La proposta di riforma, presentata in Parlamento un anno fa, riceve il via libera dalla Camera: con 343 si, 78 contrari e 25 astenuti viene abolito il vecchio regolamento appalti (Dpr 207/2010). “Una buonissima notizia per il sistema dei lavori pubblici italiani – ha commentato il ministro delle Infrastrutture Graziano Delrio – è una riforma che vuol dire trasparenza, efficacia, buon utilizzo dei soldi pubblici e non più zone opache”.
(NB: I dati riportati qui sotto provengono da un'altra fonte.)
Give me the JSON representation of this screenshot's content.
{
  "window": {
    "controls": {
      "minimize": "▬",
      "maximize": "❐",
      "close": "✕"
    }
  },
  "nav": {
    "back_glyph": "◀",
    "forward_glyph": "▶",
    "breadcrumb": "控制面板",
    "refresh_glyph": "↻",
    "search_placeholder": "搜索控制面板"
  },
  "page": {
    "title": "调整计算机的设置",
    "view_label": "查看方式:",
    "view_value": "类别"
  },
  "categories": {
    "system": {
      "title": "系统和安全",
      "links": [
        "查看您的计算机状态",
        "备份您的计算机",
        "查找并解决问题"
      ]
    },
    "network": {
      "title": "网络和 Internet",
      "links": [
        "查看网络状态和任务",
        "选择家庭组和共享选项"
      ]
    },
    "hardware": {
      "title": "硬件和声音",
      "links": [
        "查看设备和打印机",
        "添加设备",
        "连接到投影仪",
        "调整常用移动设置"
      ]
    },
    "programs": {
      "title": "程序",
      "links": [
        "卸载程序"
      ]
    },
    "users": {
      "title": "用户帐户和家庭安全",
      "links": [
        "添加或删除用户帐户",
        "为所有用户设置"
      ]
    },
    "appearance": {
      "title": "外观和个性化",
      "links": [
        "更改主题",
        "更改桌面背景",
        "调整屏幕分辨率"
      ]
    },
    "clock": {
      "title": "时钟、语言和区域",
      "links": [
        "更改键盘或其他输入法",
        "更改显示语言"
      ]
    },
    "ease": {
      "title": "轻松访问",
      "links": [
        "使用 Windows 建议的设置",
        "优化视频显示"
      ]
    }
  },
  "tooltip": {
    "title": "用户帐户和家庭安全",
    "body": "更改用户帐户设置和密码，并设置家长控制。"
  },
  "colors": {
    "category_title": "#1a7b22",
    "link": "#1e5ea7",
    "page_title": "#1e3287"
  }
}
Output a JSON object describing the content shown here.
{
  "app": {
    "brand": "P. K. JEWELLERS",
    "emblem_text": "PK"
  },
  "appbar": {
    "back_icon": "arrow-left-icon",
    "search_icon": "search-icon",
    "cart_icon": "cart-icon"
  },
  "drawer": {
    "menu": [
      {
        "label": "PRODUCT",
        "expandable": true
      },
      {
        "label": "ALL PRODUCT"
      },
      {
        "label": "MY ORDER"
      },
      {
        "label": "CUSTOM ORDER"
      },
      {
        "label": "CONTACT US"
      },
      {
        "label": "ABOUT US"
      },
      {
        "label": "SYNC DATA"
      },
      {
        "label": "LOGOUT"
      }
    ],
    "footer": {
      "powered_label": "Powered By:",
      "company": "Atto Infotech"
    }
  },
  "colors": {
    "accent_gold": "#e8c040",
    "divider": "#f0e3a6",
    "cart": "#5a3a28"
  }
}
Nel provvedimento è stata inserita una previsione specifica sui cambi di appalto nelle attività di call center che interessa la filiera delle telecomunicazioni, e in particolare la gestione dei lavoratori nell’ipotesi in cui vi sia un avvicendamento tra aziende appaltatrici. La nuova norma stabilisce la continuità del rapporto di lavoro con l’appaltatore subentrante, affidandone la declinazione operativa alla contrattazione collettiva nazionale per quanto riguarda la definizione della cornice applicativa e a quella aziendale per gestire i singoli cambi appalto.
Tra le principali novità, in primis l’estensione e il rafforzamento dei poteri affidati all’Anac, guidata da Raffaele Cantone, il quale sarà dotato di poteri di intervento cautelari, coma la possibilità di bloccare in corsa gare irregolari, e al quale spetterà anche il compito di qualificare le stazioni appaltanti che saranno abilitate a gestire i bandi per fasce di importo in base al grado di organizzazione e competenza.. Prevista inoltra la creazione di un albo nazionale dei commissari di gara e il divieto di prevedere scorciatoie normative, bypassando o semplificando le gare, per la realizzazione di grandi eventi. Le deroghe potranno essere ammesse soltanto in risposta a emergenze di protezione civile.
Per quanto riguarda la tempistica dei cantieri, inoltre, è stata inserita una stretta sulle varianti da cui passa l’aumento dei costi in due casi su tre nelle grandi opere, con la possibilità di rescindere il contratto oltre certe soglie di importo. Anche le infrastrutture dovranno adeguarsi a costi standard, con progetti definiti prima di arrivare al cantiere.
Infine, le grandi opere dovranno essere capaci di guadagnarsi il consenso sul campo, mentre le imprese saranno valutate anche sulla base della reputazione guadagnata in cantiere, rispetto dei tempi e bassa vocazione al contenzioso, legata al rating di legalità.